Mon grand-père me raconta qu’il était allé à l’école à l’âge de sept ans. Il ne parlait que le breton. Une langue dont la souche était bien éloignée de celle du français qui était la langue obligatoire dans laquelle il allait devoir apprendre l’orthographe, la grammaire, la conjugaison, l’arithmétique, l’histoire, la géographie, la poésie, la morale, la Marseillaise, des rudiments de physique, des notes de solfège, du droit romain peut-être, des sciences naturelles sûrement. Tout cela dans une langue étrangère. A 11 ans, les élèves étaient présentés au Certificat d’Etudes. Un baccalauréat pour l’époque tant l’effort demandé et le temps accordé pour le soutenir paraîtraient aujourd’hui insurmontables. Le temps était aussi compté pour assimiler les savoirs après avoir enlevé les quatre ou cinq kilomètres qu’il devait parcourir à pied pour se rendre à l’école. Mon grand-père partait ainsi de son hameau, sous tous les temps, sur une route pleine de trous et de bosses, un bout de pain dans son sac – à la cantine, on ne servait que la soupe – pour sortir de sa misère par une instruction qui, dans son cœur de pauvre et son imagination de gosse, devait lui laisser croire qu’elle aurait peut-être fait de lui un Amiral !
Mes ancêtres ont aussi connu une guerre terrible.
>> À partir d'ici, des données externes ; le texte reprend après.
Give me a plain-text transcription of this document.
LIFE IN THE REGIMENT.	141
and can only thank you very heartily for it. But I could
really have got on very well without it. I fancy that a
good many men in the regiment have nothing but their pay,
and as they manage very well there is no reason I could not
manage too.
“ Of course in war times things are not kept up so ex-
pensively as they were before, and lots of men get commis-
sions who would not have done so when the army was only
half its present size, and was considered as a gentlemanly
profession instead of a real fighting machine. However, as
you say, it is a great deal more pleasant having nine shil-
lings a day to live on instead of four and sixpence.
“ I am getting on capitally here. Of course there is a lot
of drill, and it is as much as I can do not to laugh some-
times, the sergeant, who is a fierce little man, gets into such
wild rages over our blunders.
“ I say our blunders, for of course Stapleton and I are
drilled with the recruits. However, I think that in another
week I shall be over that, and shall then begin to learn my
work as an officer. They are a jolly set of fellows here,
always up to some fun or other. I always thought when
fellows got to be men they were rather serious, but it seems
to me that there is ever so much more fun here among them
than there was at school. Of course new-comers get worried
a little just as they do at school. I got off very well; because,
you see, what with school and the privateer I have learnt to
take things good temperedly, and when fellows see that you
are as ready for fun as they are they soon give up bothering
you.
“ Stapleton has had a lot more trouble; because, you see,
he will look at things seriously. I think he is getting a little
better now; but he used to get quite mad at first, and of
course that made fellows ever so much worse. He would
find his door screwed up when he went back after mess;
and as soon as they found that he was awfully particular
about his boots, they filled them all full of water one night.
La Grand Guerre, qui allait laisser dans les tranchées de Nord 130000 bretons. Un drame effroyable que les bombardes et les orgues s’efforcent d’arracher à l’oubli quand vient le moment, dans les églises, d’accompagner la plus belle des prières à Sainte-Anne. 130000 morts, plus les estropiés, c’était autant de bras en moins qui allaient priver l’économie bretonne de ses leviers. Des enfants qui n’allaient plus voir leurs pères et des mamans qui n’allaient plus avoir d’enfants.
Mais, nous étions dans un autre monde … Un autre âge où les gens étaient fiers et ne se plaignaient pas.